SenSprout: la carta che fa risparmiare acqua

Un articolo apparso sulla edizione inglese di Wired, ad opera di Victoria Turk, mi ha incuriosito facendomi riportare la notizia.

La domanda che un team di scienziati dell’Università di Tokyo si sono posti è come riuscire a risparmiare acqua destinata all’irrigazione delle colture misurando con un metodo economico ed in tempo reale l’umidità del terreno da coltivare.

I ricercatori, coordinati da Yoshihiro Kawahara, avevano bisogno di una serie di sensori economici (e da qui nasce l’idea di stamparli sulla carta) e di renderli autonomi H/24 come alimentazione elettrica prelevando l’energia necessaria al loro funzionamento direttamente dalle onde radio che ci circondano.

Il lavoro degli ingegneri del Georgia Tech e del MIT Media Lab si è concentrato su un materiale economico come la carta come spiegato da Kawahara: “Abbiamo trovato un metodo per stampare un circuito elettronico su carta utilizzando nanoparticelle d’argento”.

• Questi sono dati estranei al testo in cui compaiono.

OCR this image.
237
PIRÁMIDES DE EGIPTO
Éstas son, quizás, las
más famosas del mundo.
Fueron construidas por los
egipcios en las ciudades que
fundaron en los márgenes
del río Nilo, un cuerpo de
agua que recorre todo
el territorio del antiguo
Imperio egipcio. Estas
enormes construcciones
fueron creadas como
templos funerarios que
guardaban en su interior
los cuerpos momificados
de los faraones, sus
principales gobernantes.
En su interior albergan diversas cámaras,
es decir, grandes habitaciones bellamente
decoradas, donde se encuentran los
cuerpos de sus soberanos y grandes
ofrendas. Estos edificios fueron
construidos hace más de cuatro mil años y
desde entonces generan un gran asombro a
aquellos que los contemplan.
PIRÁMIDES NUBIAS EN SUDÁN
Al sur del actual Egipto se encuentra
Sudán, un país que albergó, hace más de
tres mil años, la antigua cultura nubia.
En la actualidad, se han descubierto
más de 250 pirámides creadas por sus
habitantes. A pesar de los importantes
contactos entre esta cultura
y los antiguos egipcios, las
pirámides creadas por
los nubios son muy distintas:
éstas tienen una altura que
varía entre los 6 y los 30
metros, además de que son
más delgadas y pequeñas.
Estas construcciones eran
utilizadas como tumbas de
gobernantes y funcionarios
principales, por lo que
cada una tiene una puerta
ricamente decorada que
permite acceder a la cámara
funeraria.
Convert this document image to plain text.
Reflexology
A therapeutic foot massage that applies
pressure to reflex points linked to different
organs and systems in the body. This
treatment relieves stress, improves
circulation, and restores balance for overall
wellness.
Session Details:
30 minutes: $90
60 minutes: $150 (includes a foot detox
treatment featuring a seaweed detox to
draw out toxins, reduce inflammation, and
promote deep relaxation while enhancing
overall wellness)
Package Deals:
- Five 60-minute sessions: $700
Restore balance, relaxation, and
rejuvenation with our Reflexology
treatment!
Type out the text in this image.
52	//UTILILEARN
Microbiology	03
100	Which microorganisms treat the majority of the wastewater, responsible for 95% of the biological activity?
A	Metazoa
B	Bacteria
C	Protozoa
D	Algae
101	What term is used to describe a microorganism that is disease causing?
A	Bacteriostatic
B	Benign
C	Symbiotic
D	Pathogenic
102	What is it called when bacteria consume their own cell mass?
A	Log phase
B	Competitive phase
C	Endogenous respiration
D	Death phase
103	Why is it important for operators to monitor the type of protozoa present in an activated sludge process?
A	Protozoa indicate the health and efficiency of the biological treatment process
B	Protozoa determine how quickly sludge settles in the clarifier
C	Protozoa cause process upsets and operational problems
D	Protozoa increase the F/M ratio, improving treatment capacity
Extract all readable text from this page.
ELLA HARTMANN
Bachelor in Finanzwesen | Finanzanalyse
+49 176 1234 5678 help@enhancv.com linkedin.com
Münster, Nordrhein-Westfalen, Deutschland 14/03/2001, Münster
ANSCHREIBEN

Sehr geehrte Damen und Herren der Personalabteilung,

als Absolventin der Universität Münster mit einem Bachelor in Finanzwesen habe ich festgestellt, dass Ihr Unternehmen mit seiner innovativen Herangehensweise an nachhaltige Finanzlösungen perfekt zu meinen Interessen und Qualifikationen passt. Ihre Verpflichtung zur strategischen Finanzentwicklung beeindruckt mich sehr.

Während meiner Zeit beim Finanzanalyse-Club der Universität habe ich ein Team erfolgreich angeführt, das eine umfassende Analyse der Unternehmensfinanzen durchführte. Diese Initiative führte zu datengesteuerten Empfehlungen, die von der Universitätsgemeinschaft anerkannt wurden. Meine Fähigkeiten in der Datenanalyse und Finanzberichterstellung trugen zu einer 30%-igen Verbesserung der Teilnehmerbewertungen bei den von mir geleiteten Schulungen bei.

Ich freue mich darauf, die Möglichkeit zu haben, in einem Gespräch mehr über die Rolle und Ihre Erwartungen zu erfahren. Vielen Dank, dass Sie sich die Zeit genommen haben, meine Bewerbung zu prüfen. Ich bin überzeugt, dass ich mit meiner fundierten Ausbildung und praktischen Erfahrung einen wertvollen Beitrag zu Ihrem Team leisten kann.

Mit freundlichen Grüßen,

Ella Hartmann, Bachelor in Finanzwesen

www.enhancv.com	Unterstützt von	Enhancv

Il tutto è stato realizzato con inchiostro già in commercio che contiene particelle di argento da 20 nanometri di lunghezza, ideale per realizzare sia i sensori che l’antenna del SenSprout, il nome del dispositivo.
L’idea alla base del progetto di studio è quella di rendere gli agricoltori autonomi nella costruzione dei dispositivi usando una stampante a getto d’inchiostro da scaffale e scaricando in futuro i propri sensori.

Kawahara aggiunge che: “È possibile stampare il circuito e l’utente deve semplicemente piegare la forma come se fosse un origami.

Allego anche un link ad una altra risorsa che spiega tecnicamente il funzionamento.

Staremo a vedere se lo studio si concretizzerà in un prossimo futuro; intanto procuriamoci una stampante a getto d’inchiostro!.